Poderíamos ter parado pra tomar um café, mas a chuva estava ficando mais forte e ela queria ir pra casa. Eu achava mais um motivo pra parar e tomar um café, chovia e estava ficando mais forte e além disso a gente precisava perder um pouco de tempo com a gente, já fazia tempo que não fazíamos isso. Pensava em conversar sobre qualquer coisa, não precisávamos falar sobre ontem, era só entrar ali, pedir um café e jogar conversa fora, talvez rir sobre nossas diferenças, talvez sentir conforto pelas semelhanças tão assimétricas. Por onde você esteve quando eu estava doente? E lá começava uma longa discussão, era assim. Ela precisava resolver isso, aquilo, ir ali, acolá, nunca aqui, sem querer não queria. Mas era só um cafezinho, nada demais, mais tarde um cinema, quem sabe, ou uma cerveja, ou poderíamos ir pra minha casa, tinha aquele vinho ainda, e uma música nova, ou poderíamos ver algum filme. Eu também poderia fazer um café pra aquecer a noite dela. Vamos pra minha casa! E eu ia. Sem café, cinema ou cerveja, uma música antiga que escolhi pra ela nos tempos em que a chuva era motivo pra correr pela rua procurando bicas. Agora, em dias de café, íamos cada um pro seu lado ou pra casa dela, deitávamos na cama, as velhas marcas no teto, os lençóis espalhados confundindo-se com os travesseiros e a noite caindo num longo marasmo, nem sono, nem sonho, a observava dormir, tão aliviada e ao mesmo tempo tão esgotada, ainda tão linda. A chuva continuava, mais forte, mais fraca, mais forte, mais indecisa, imprecisa, e a gente ia passando pelos cafés da cidade a caminho de casa, vendo as ruas alagadas, o lixo acumulando nos bueiros, os vidros embaçando, ela não me via com os óculos embaçados. Em casa, tão frio quanto lá fora, mas tinha os lençóis e ela, e eu ia esquecendo do banho de chuva, do café ou das conversas, pois me mantinha aquecido e era exatamente o que eu queria afinal. Um dia ela não vai se sentir tão culpada assim e falaremos numa tarde de sol sobre qualquer coisa.
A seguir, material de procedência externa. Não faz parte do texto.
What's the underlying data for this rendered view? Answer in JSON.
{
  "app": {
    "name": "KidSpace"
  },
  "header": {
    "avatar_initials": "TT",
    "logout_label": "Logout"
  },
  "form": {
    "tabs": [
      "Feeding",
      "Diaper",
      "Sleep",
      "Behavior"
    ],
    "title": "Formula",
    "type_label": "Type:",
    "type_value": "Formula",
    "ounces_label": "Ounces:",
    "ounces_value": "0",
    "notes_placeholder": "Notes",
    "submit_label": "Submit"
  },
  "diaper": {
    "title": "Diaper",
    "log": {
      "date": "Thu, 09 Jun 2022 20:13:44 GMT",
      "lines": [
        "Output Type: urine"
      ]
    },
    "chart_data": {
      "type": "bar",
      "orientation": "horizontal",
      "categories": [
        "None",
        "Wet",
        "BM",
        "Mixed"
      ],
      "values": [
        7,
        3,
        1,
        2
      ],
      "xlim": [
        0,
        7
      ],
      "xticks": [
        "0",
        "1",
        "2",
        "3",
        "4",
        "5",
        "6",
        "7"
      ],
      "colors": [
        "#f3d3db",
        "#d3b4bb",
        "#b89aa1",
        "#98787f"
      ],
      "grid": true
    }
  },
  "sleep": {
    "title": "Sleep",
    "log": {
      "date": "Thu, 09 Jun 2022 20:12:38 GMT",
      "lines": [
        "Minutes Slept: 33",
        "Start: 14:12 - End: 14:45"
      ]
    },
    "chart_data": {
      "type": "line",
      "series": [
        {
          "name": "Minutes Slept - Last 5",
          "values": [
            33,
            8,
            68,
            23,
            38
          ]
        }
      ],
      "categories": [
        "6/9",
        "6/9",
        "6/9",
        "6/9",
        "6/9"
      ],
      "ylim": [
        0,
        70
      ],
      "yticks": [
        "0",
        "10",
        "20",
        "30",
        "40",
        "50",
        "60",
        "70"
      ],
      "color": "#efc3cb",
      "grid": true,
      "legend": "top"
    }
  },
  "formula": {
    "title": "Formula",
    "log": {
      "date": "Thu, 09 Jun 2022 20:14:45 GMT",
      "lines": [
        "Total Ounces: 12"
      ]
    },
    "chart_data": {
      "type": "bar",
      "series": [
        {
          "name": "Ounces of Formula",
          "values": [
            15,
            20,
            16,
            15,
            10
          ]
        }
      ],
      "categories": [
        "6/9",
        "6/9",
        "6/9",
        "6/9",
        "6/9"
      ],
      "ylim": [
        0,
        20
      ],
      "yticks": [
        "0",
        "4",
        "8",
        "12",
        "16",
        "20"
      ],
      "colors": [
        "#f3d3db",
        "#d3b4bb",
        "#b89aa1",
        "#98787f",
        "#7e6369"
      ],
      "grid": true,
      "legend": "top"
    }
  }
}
sexta-feira, 21 de janeiro de 2011

Ame-a ou deixe-a.

Poligamia: A busca ingênua pela alma gêmea.
Monogamia: Um erro que precisa de paciência pra ser acertado.

sexta-feira, 14 de janeiro de 2011

REM

E foi assim, como num sonho, a última dança. A virada do ano em outra cidade, cidade que não fiz questão de guardar o nome, e em família, pelo menos de início. Mãe, padrasto, primos, cachorro, e depois fui me perder não sei onde. Começo a achar que a virada mudou tudo de cena, apesar de não lembrar dos fogos nem de nada anunciando a passagem, mas só sei que foi assim, exatamente no outro dia, ainda madrugada, danças livres, o jogo de frescobol, uma borboleta contrastando entre tudo, indo de lá pra cá, como num sonho. Aliás, tudo contrastava... Por que eu a olhava tanto afinal? Era só uma dança. Tudo era sonho e passado! Nós éramos dança, sonho, contraste e passado. Éramos o fim de um ciclo, pesado, e a leveza do início de outro ciclo. Era isso e pronto, e por isso acordei, talvez cedo, talvez tarde, talvez nem tivesse dormido, ou talvez. Talvez, se, poderia. Na dúvida, vou me confundindo, como num sonho.
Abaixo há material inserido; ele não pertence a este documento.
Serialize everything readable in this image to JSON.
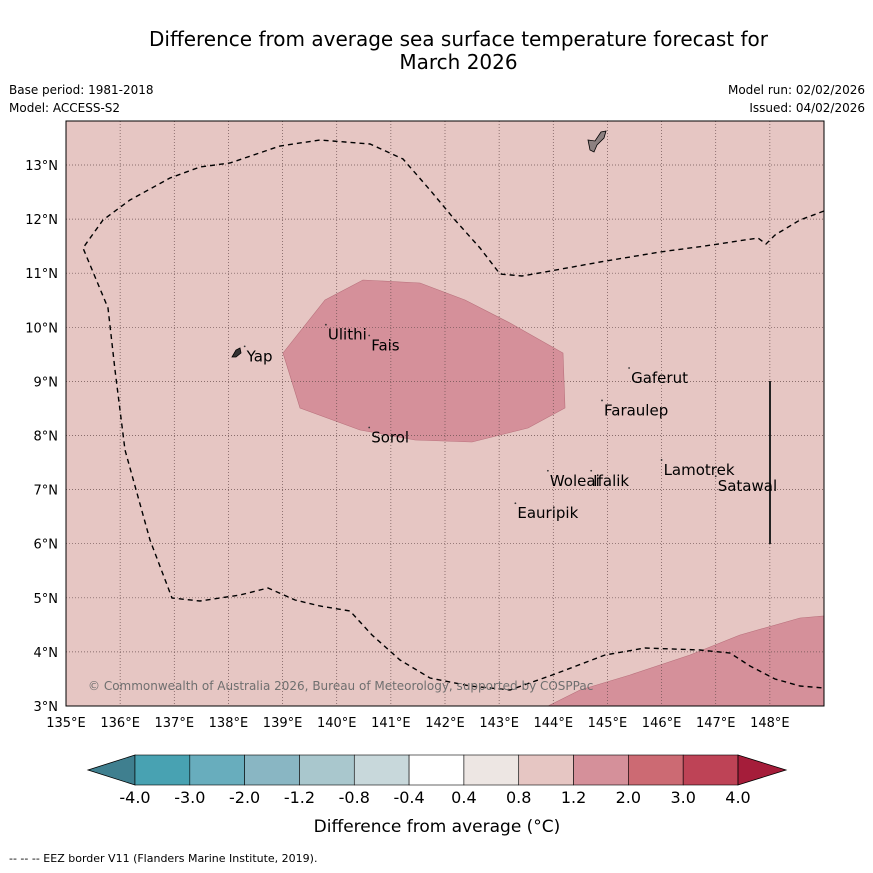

terça-feira, 4 de janeiro de 2011

Como num fleche de luz

a noite. a lua. o mar. a música. o sono. o sonho. o dia. o sol. os pássaros. as flores. o vento. a caminhada. a água. o sorriso. o amigo. o beijo. o amor. a brincadeira. a imaginação. a criança. o doce. a bagunça. o erro. a briga. o choro. a dor. o desprezo. as desculpas. as pazes. o abraço. o recomeço. a valorização. o cuidado. a recompensa. a satisfação. a euforia. a intensidade. o presente. o futuro. a lembrança. a saudade. a tristeza. a depressão. a aceitação. a força. a coragem. a esperança. a vida. a morte. o fim.

Comigo mesma

A solidão é o eco de um latido bem distante.